De este modo, y con el paso del tiempo, se han ido emitiendo patentes sobre
una gran diversidad de semillas, plantas, animales, etc., erosionando el
derecho campesino a mantener sus propias semillas y amenazando medios de
subsistencia y tradiciones. Mediante estos sistemas, las empresas se han
adueñado de organismos vivos y, a través de la firma de contratos, el
campesinado depende de la compra anual de semillas, sin posibilidad de poder
guardarlas después de la cosecha, plantarlas y/o venderlas la siguiente
temporada. Las semillas, que representaban un bien común, patrimonio de la
humanidad, han sido privatizadas, patentadas y, en definitiva,
“secuestradas”.
La generalización de variedades híbridas, que no pueden ser reproducidas, y
los transgénicos fueron otros de los mecanismos utilizados para controlar su
comercialización. Estas variedades contaminan las semillas tradicionales,
condenándolas a su extinción e imponiendo un modelo dependiente de la
agroindustria. El mercado mundial de semillas está extremadamente
monopolizado y sólo diez empresas controlan el 70% del mismo.

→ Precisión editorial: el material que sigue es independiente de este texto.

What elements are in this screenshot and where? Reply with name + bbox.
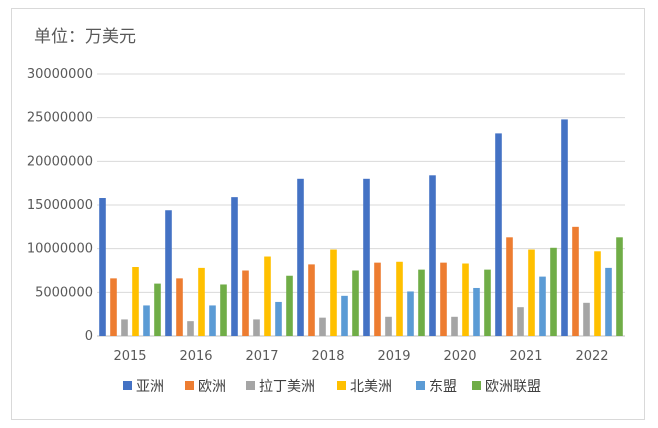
legend-label: 拉丁美洲	[259, 379, 315, 395]
bar-2017-series-1	[242, 270, 249, 336]
legend-label: 东盟	[429, 379, 457, 395]
bar-2021-series-1	[506, 237, 513, 336]
bar-2015-series-1	[110, 278, 117, 336]
bar-2016-series-4	[209, 305, 216, 336]
y-tick-label: 25000000	[27, 111, 93, 126]
bar-2020-series-3	[462, 263, 469, 336]
y-tick-label: 10000000	[27, 242, 93, 257]
x-tick-label: 2018	[311, 349, 344, 364]
bar-2019-series-5	[418, 269, 425, 336]
bar-2022-series-3	[594, 251, 601, 336]
bar-2020-series-5	[484, 269, 491, 336]
gridlines	[97, 73, 625, 337]
x-tick-label: 2020	[443, 349, 476, 364]
bars	[99, 119, 623, 336]
y-tick-label: 30000000	[27, 67, 93, 82]
bar-2018-series-1	[308, 264, 315, 336]
legend: 亚洲 欧洲 拉丁美洲 北美洲 东盟 欧洲联盟	[123, 379, 541, 395]
x-tick-label: 2017	[245, 349, 278, 364]
bar-2022-series-5	[616, 237, 623, 336]
chart-frame: 单位：万美元 0 5000000 10000000 15000000 20000000 2…	[11, 8, 645, 420]
x-tick-label: 2021	[509, 349, 542, 364]
y-tick-label: 0	[85, 329, 93, 344]
bar-2022-series-2	[583, 302, 590, 336]
legend-label: 亚洲	[136, 379, 164, 395]
bar-2016-series-3	[198, 267, 205, 336]
bar-2022-series-0	[561, 119, 568, 336]
x-axis-ticks: 2015 2016 2017 2018 2019 2020 2021 2022	[113, 349, 608, 364]
bar-2021-series-2	[517, 307, 524, 336]
bar-2020-series-1	[440, 262, 447, 336]
y-tick-label: 5000000	[35, 285, 93, 300]
bar-2015-series-4	[143, 305, 150, 336]
bar-2015-series-3	[132, 267, 139, 336]
bar-2016-series-1	[176, 278, 183, 336]
bar-2017-series-0	[231, 197, 238, 336]
bar-2015-series-2	[121, 319, 128, 336]
y-tick-label: 15000000	[27, 198, 93, 213]
legend-swatch	[472, 381, 481, 390]
bar-2015-series-5	[154, 283, 161, 336]
y-tick-label: 20000000	[27, 154, 93, 169]
bar-2019-series-1	[374, 262, 381, 336]
bar-2018-series-0	[297, 178, 304, 336]
bar-2021-series-5	[550, 247, 557, 336]
bar-2019-series-0	[363, 178, 370, 336]
legend-label: 欧洲	[198, 379, 226, 395]
bar-2018-series-2	[319, 317, 326, 336]
legend-swatch	[337, 381, 346, 390]
bar-2018-series-5	[352, 270, 359, 336]
bar-2015-series-0	[99, 198, 106, 336]
bar-2020-series-2	[451, 316, 458, 336]
bar-2020-series-4	[473, 287, 480, 336]
bar-2019-series-4	[407, 291, 414, 336]
bar-2019-series-2	[385, 316, 392, 336]
x-tick-label: 2022	[575, 349, 608, 364]
bar-2016-series-0	[165, 210, 172, 336]
grouped-bar-chart: 单位：万美元 0 5000000 10000000 15000000 20000000 2…	[27, 27, 625, 395]
legend-swatch	[246, 381, 255, 390]
bar-2022-series-4	[605, 267, 612, 336]
x-tick-label: 2015	[113, 349, 146, 364]
bar-2021-series-0	[495, 133, 502, 336]
x-tick-label: 2016	[179, 349, 212, 364]
bar-2017-series-2	[253, 319, 260, 336]
x-tick-label: 2019	[377, 349, 410, 364]
legend-swatch	[416, 381, 425, 390]
bar-2021-series-3	[528, 249, 535, 336]
bar-2018-series-3	[330, 249, 337, 336]
bar-2017-series-3	[264, 256, 271, 336]
bar-2018-series-4	[341, 295, 348, 336]
bar-2017-series-4	[275, 301, 282, 336]
bar-2017-series-5	[286, 275, 293, 336]
legend-label: 北美洲	[350, 379, 392, 395]
bar-2016-series-5	[220, 284, 227, 336]
bar-2022-series-1	[572, 226, 579, 336]
legend-label: 欧洲联盟	[485, 379, 541, 395]
bar-2020-series-0	[429, 175, 436, 336]
bar-2019-series-3	[396, 261, 403, 336]
bar-2016-series-2	[187, 321, 194, 336]
bar-2021-series-4	[539, 276, 546, 336]
unit-label: 单位：万美元	[34, 27, 136, 47]
legend-swatch	[123, 381, 132, 390]
legend-swatch	[185, 381, 194, 390]
y-axis-ticks: 0 5000000 10000000 15000000 20000000 25000000…	[27, 67, 93, 344]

Como señala La Vía Campesina, la mayor red internacional de organizaciones
campesinas, “somos víctimas de una guerra por el control de las semillas.

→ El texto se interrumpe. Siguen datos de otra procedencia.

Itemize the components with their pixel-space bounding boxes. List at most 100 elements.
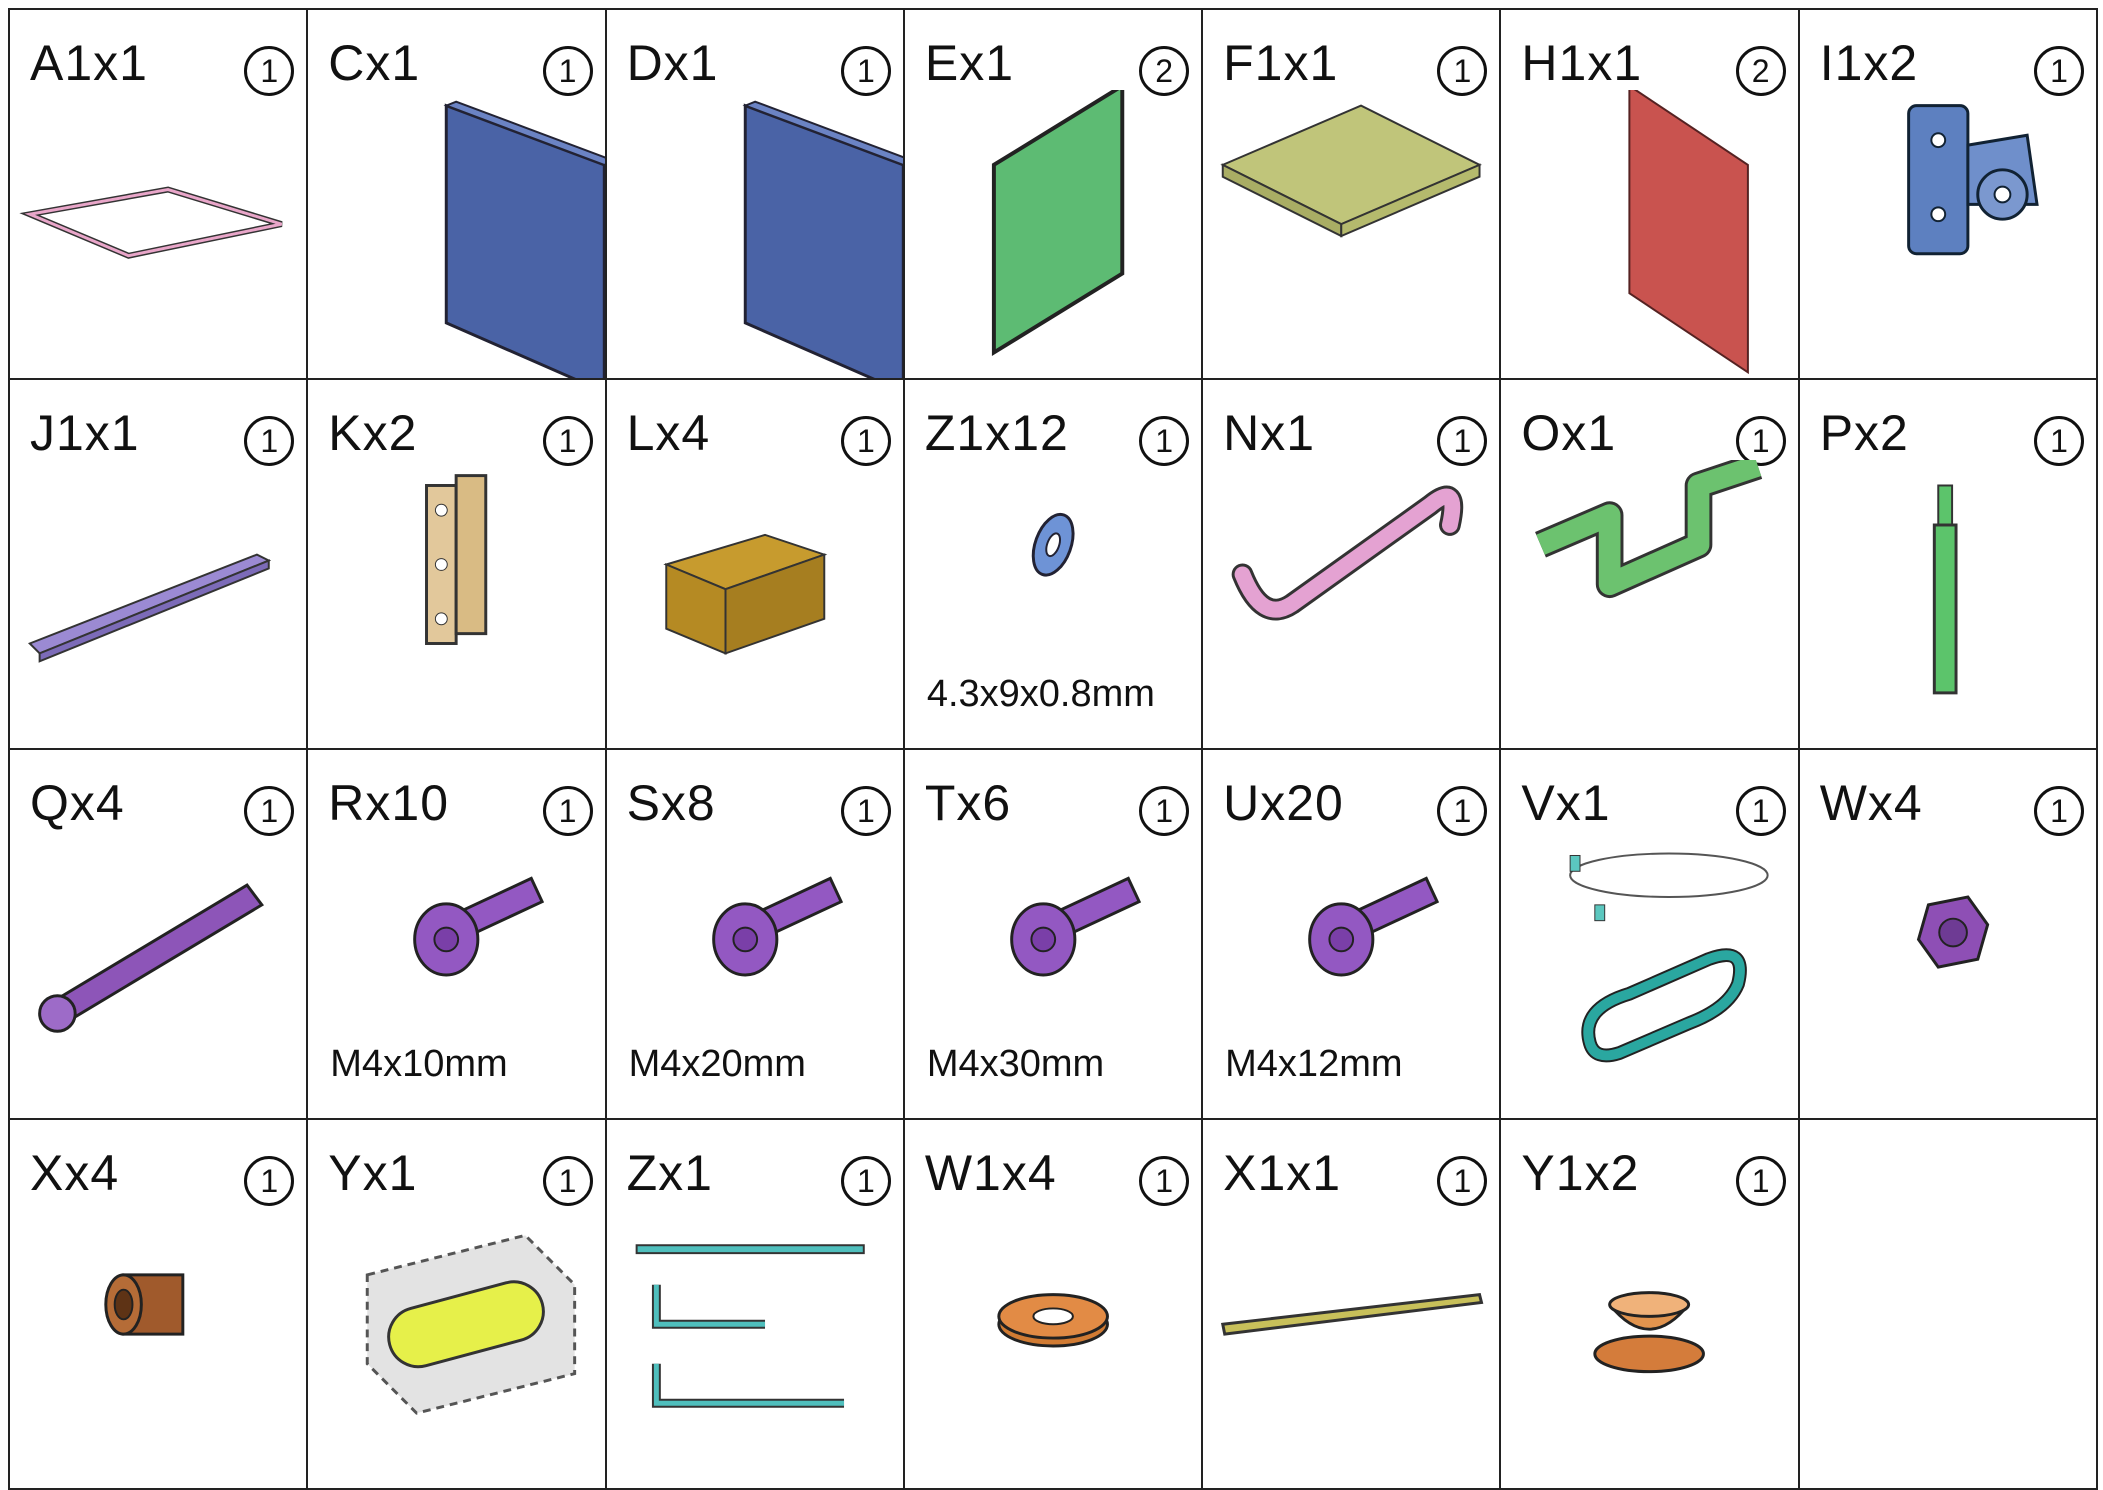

Nuestras agriculturas están amenazadas por industrias que intentan controlar
nuestras semillas por todos los medios posibles. El resultado de esta guerra
será determinante para el futuro de la humanidad, porque de las semillas
dependemos todos y todas para nuestra alimentación cotidiana”.
Del 14 al 18 de marzo se celebró, precisamente, la cuarta sesión del Tratado
Internacional sobre los Recursos Fitogenéticos para la Alimentación y la
Agricultura, en Bali, un tratado fuertemente criticado por movimientos
sociales como La Vía Campesina, al considerar que reconoce y legitima la
propiedad industrial sobre las semillas. A pesar de que su contenido
reconoce el derecho de los campesinos a la venta, al intercambio y a la
siembra, el Tratado, según sus detractores, no impone estos derechos y
claudica frente a los intereses industriales.

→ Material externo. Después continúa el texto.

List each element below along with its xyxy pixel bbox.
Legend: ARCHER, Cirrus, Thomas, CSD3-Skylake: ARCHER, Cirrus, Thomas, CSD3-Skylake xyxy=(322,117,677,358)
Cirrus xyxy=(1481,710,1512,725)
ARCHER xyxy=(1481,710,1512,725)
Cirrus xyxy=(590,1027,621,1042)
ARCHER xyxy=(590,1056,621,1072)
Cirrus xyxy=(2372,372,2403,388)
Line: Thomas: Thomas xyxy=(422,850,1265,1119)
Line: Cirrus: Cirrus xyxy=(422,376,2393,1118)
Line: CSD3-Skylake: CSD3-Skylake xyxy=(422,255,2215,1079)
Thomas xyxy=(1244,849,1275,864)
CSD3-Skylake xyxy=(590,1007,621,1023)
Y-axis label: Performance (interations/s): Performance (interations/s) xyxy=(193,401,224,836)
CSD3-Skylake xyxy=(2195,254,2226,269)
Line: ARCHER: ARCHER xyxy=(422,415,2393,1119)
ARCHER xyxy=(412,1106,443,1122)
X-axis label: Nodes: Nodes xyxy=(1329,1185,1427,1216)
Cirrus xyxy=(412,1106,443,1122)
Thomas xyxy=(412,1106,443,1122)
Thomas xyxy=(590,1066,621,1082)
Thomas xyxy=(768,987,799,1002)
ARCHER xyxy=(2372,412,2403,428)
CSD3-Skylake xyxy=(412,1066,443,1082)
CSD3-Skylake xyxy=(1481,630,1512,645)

Hoy, más que nunca, en un contexto de crisis alimentaria, es necesario
apostar por otro modelo de agricultura y alimentación que se base en los
principios de la soberanía alimentaria y la agroecología, al servicio de las
comunidades y en manos del campesinado local. Mantener, recuperar e
intercambiar las semillas campesinas es un acto de desobediencia y
responsabilidad, a favor de la vida, la dignidad y la cultura.
*Esther Vivas es autora de ‘Del campo al plato. Los circuitos de producción
y distribución de alimentos’.
**Artículo publicado en Público, 11/04/2011.